Einde inhoudsopgave
Verdrag betreffende de sociale zekerheid van rijnvarenden (herzien)
Artikel 37
Geldend
Geldend vanaf 01-12-1987
- Bronpublicatie:
30-11-1979, Trb. 1981, 43 (uitgifte: 02-03-1981, kamerstukken/regelingnummer: -)
- Inwerkingtreding
01-12-1987
- Bronpublicatie inwerkingtreding:
24-12-1987, Trb. 1987, 191 (uitgifte: 01-01-1987, kamerstukken/regelingnummer: -)
- Vakgebied(en)
Internationaal publiekrecht / Verdragenrecht
Internationale sociale zekerheid / Algemeen
1.
Indien het bedrag van de uitkeringen waarop de betrokkene zonder toepassing van de artikelen 32 tot en met 36 krachtens de wetgeving van een Verdragsluitende Partij aanspraak zou kunnen maken, hoger is dan het totale bedrag van de overeenkomstig deze artikelen verschuldigde uitkeringen, is het bevoegde orgaan van deze Partij verplicht hem een aanvulling te verlenen, welke gelijk is aan het verschil tussen die beide bedragen.

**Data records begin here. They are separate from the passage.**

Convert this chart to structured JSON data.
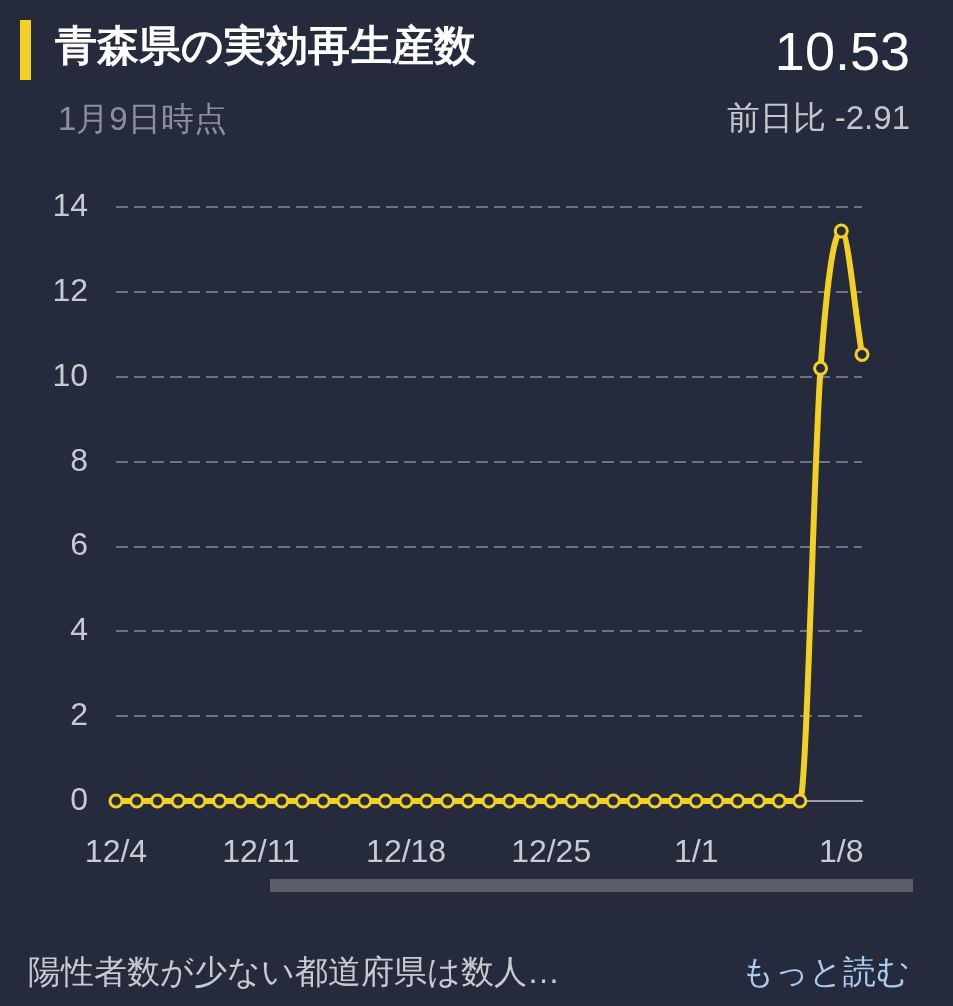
{
  "chart_data": {
    "type": "line",
    "title": "青森県の実効再生産数",
    "subtitle": "1月9日時点",
    "categories": [
      "12/4",
      null,
      null,
      null,
      null,
      null,
      null,
      "12/11",
      null,
      null,
      null,
      null,
      null,
      null,
      "12/18",
      null,
      null,
      null,
      null,
      null,
      null,
      "12/25",
      null,
      null,
      null,
      null,
      null,
      null,
      "1/1",
      null,
      null,
      null,
      null,
      null,
      null,
      "1/8",
      null
    ],
    "series": [
      {
        "color": "#f2d024",
        "values": [
          0,
          0,
          0,
          0,
          0,
          0,
          0,
          0,
          0,
          0,
          0,
          0,
          0,
          0,
          0,
          0,
          0,
          0,
          0,
          0,
          0,
          0,
          0,
          0,
          0,
          0,
          0,
          0,
          0,
          0,
          0,
          0,
          0,
          0,
          10.2,
          13.44,
          10.53
        ]
      }
    ],
    "ylim": [
      0,
      14
    ],
    "yticks": [
      0,
      2,
      4,
      6,
      8,
      10,
      12,
      14
    ],
    "grid": "y",
    "legend": false,
    "marker": "circle",
    "line_style": "solid",
    "annotations": [
      "10.53",
      "前日比 -2.91",
      "陽性者数が少ない都道府県は数人…",
      "もっと読む"
    ]
  }
}
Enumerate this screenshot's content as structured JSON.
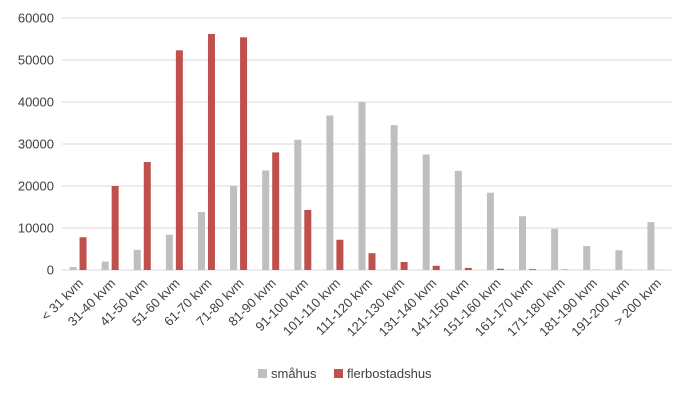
{
  "chart_data": {
    "type": "bar",
    "categories": [
      "< 31 kvm",
      "31-40 kvm",
      "41-50 kvm",
      "51-60 kvm",
      "61-70 kvm",
      "71-80 kvm",
      "81-90 kvm",
      "91-100 kvm",
      "101-110 kvm",
      "111-120 kvm",
      "121-130 kvm",
      "131-140 kvm",
      "141-150 kvm",
      "151-160 kvm",
      "161-170 kvm",
      "171-180 kvm",
      "181-190 kvm",
      "191-200 kvm",
      "> 200 kvm"
    ],
    "series": [
      {
        "name": "småhus",
        "color": "#bfbfbf",
        "values": [
          700,
          2000,
          4800,
          8400,
          13800,
          20000,
          23700,
          31000,
          36800,
          40000,
          34500,
          27500,
          23600,
          18400,
          12800,
          9800,
          5700,
          4700,
          11400
        ]
      },
      {
        "name": "flerbostadshus",
        "color": "#c0504d",
        "values": [
          7800,
          20000,
          25700,
          52300,
          56200,
          55400,
          28000,
          14300,
          7200,
          4000,
          1900,
          1000,
          500,
          300,
          200,
          100,
          50,
          30,
          20
        ]
      }
    ],
    "yticks": [
      "0",
      "10000",
      "20000",
      "30000",
      "40000",
      "50000",
      "60000"
    ],
    "ylim": [
      0,
      60000
    ],
    "grid": true,
    "legend": "bottom",
    "gridColor": "#d9d9d9"
  }
}
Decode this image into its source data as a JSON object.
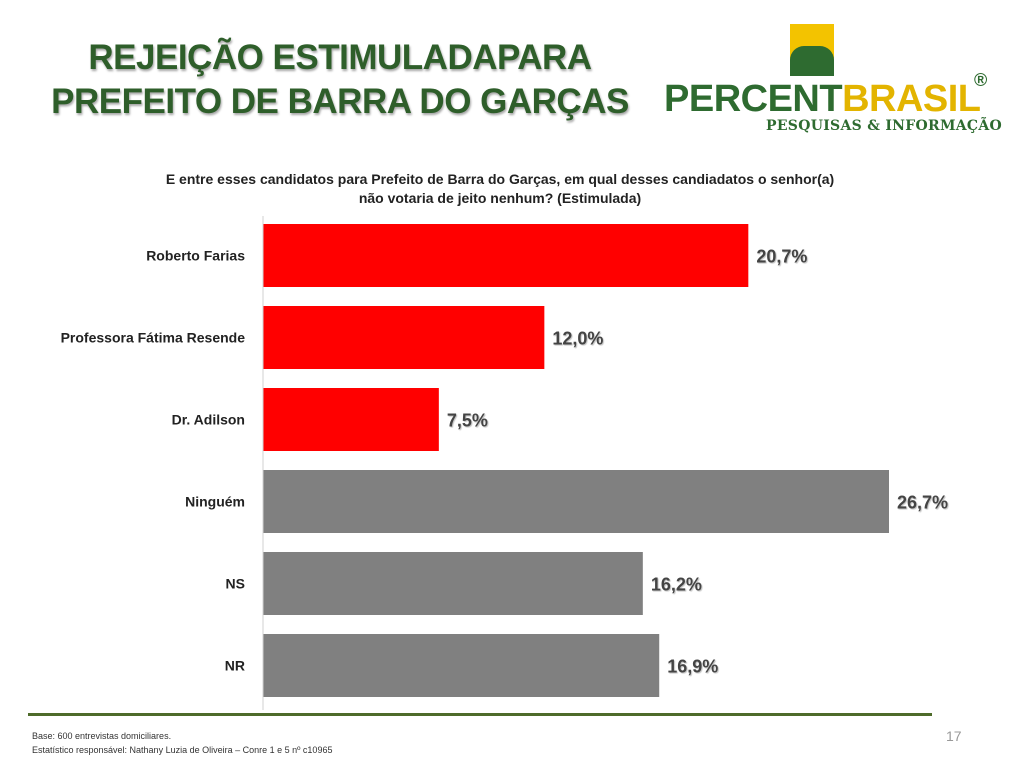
{
  "slide": {
    "title_line1": "REJEIÇÃO ESTIMULADAPARA",
    "title_line2": "PREFEITO DE BARRA DO GARÇAS",
    "page_number": "17"
  },
  "logo": {
    "word_percent": "PERCENT",
    "word_brasil": "BRASIL",
    "registered": "®",
    "tagline": "PESQUISAS & INFORMAÇÃO"
  },
  "footer": {
    "base": "Base: 600 entrevistas domiciliares.",
    "statistician": "Estatístico responsável: Nathany Luzia de Oliveira – Conre 1 e 5 nº c10965"
  },
  "colors": {
    "title_green": "#2e5e2a",
    "candidate_bar": "#ff0000",
    "other_bar": "#808080",
    "footer_rule": "#4e6b2a"
  },
  "chart_data": {
    "type": "bar",
    "orientation": "horizontal",
    "title": "E entre esses candidatos para Prefeito de Barra do Garças, em qual desses candiadatos o senhor(a) não votaria de jeito nenhum? (Estimulada)",
    "title_line1": "E entre esses candidatos para Prefeito de Barra do Garças, em qual desses candiadatos o senhor(a)",
    "title_line2": "não votaria de jeito nenhum? (Estimulada)",
    "categories": [
      "Roberto Farias",
      "Professora Fátima Resende",
      "Dr. Adilson",
      "Ninguém",
      "NS",
      "NR"
    ],
    "values": [
      20.7,
      12.0,
      7.5,
      26.7,
      16.2,
      16.9
    ],
    "value_labels": [
      "20,7%",
      "12,0%",
      "7,5%",
      "26,7%",
      "16,2%",
      "16,9%"
    ],
    "bar_colors": [
      "#ff0000",
      "#ff0000",
      "#ff0000",
      "#808080",
      "#808080",
      "#808080"
    ],
    "xlim": [
      0,
      26.7
    ],
    "grid": false,
    "legend": "none"
  }
}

Deze aanvulling komt geheel voor rekening van dit orgaan.
2.
Ingeval door toepassing van het vorige lid aan de betrokkene aanvullingen zouden moeten worden toegekend door de organen van twee of meer Verdragsluitende Partijen, heeft hij uitsluitend recht op de hoogste aanvulling.
3.
De in de vorige leden van dit artikel bedoelde aanvulling wordt voor eens en altijd vastgesteld, behoudens het geval dat er, met toepassing van het bepaalde in dit hoofdstuk, een herberekening van de uitkeringen moet plaatsvinden. Deze aanvulling wordt voor de toepassing van artikel 38, eerste lid, beschouwd als een onderdeel van de uitkeringen welke zijn verleend door het orgaan dat de uitkering verschuldigd is.